Once a slave escaped, it was often “a battle of wits and everything else,” Robinson said. Slave owners would use aliases to try to locate escaped slaves. Meanwhile, escaped slaves would change their names and purchase bonds for $500, equivalent to one year’s worth of income, as a “receipt” of their freedom.

“If you were a slave, if you were a freed Negro in Illinois, a document like this, a receipt from the county saying you posted a bond of $500, which was equal to one year’s income, is nontransferrable,” Robinson said. “So if you go from Madison County to Macoupin County, you’d need a new bond, and you needed it if you were of age.”

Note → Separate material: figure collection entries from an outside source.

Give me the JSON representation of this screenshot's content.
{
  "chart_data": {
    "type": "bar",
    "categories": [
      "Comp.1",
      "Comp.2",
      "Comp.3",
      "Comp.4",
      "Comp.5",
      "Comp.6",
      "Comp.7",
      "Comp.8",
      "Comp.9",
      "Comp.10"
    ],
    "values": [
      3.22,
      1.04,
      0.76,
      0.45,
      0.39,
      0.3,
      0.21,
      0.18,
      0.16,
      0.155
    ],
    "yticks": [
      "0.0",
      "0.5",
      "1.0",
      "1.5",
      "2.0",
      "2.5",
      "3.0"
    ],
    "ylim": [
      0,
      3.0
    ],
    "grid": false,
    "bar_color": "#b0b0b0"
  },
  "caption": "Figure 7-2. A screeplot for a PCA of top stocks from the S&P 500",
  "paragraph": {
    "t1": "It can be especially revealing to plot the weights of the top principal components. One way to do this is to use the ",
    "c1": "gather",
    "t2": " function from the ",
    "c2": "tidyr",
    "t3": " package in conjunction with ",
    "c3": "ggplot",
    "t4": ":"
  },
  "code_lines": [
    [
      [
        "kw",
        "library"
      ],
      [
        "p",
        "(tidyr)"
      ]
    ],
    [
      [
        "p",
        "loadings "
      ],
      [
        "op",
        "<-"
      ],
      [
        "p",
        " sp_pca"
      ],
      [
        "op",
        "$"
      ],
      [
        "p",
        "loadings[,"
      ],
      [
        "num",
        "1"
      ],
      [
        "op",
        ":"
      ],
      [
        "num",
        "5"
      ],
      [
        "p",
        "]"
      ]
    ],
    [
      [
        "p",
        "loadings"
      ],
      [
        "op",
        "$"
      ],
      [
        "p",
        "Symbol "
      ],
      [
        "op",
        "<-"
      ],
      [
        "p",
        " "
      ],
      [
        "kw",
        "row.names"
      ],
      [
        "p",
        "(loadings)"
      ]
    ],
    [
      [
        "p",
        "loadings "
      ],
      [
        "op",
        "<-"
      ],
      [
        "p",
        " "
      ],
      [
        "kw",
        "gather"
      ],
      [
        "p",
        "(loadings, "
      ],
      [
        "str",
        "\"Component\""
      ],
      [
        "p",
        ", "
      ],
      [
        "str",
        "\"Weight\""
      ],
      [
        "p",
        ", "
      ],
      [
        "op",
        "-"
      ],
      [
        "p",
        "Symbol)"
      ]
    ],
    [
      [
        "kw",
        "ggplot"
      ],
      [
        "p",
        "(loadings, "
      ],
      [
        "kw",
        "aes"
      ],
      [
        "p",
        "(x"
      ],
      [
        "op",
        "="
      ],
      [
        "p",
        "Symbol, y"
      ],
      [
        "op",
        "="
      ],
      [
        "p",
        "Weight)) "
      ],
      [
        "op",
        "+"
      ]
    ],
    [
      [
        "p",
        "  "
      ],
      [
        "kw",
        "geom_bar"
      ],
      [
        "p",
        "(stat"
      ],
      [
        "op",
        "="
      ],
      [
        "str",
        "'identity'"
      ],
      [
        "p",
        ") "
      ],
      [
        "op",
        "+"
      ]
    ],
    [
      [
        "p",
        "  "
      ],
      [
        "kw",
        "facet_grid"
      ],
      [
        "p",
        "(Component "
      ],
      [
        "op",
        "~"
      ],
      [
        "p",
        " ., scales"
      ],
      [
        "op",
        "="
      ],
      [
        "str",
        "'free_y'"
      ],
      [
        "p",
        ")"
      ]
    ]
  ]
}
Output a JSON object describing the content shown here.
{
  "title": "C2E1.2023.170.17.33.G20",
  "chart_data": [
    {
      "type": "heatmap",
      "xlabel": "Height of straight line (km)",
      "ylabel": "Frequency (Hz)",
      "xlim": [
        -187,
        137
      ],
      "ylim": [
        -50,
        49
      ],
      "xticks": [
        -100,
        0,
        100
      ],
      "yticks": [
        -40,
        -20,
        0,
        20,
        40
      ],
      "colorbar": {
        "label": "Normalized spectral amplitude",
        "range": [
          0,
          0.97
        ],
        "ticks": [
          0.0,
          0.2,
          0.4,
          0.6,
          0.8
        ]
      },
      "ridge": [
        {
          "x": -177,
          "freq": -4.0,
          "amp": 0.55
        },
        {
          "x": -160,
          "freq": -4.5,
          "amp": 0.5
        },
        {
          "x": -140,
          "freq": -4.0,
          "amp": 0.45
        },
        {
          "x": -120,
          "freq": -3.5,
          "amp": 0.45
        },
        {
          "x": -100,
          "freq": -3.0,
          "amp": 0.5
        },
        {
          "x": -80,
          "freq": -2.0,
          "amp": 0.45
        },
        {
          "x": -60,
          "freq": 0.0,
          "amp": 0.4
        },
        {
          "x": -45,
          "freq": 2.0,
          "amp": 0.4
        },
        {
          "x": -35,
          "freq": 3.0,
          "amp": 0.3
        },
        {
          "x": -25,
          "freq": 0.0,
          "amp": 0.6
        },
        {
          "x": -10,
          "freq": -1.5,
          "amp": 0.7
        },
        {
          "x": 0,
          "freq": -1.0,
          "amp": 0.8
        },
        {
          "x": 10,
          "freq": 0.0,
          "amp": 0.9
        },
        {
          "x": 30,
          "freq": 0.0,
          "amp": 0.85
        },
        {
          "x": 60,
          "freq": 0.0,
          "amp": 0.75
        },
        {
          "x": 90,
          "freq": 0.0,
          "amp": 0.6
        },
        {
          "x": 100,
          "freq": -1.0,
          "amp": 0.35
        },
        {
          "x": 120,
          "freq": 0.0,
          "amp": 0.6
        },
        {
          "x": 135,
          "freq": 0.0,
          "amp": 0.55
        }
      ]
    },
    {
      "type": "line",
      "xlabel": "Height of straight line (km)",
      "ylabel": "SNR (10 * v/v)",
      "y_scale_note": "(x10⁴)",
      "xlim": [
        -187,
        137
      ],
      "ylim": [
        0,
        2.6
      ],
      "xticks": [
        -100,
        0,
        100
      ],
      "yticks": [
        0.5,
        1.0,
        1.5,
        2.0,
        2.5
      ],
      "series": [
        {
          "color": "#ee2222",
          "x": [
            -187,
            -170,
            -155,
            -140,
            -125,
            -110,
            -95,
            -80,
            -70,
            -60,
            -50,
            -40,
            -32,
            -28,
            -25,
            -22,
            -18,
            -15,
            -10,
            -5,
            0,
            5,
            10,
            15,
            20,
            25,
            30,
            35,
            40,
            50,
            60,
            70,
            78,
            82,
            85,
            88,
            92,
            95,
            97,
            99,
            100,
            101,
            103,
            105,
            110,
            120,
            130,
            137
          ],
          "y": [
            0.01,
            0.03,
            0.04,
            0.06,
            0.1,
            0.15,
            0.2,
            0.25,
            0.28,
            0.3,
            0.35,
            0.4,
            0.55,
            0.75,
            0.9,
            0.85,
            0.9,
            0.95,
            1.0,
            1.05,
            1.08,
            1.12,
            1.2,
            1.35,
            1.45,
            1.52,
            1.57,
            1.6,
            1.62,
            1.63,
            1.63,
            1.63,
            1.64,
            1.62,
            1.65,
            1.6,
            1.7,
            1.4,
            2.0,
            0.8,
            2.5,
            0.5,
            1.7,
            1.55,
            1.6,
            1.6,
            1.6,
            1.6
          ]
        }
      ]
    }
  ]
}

He noted that it wasn’t uncommon for slave owners to destroy a free Black person’s bond and recapture them into slavery. Therefore, it was important to know many people and protect one another. Many freed slaves lived in more rural areas on the outskirts of Alton, such as Hunterstown, Oakwood and Rocky Fork.

These are just a few of the topics that Robinson and Hennings will cover on the bus tour. Robinson acknowledged that many people don’t know the true history of the Underground Railroad or the challenges faced by enslaved people after they escaped. He is eager to help educate more people about the history in their own communities.

“That’s one thing that people always say when I do my tours, that they didn’t talk about this in history class,” he said. “No, we don’t. We give you the polished apple without the worm.”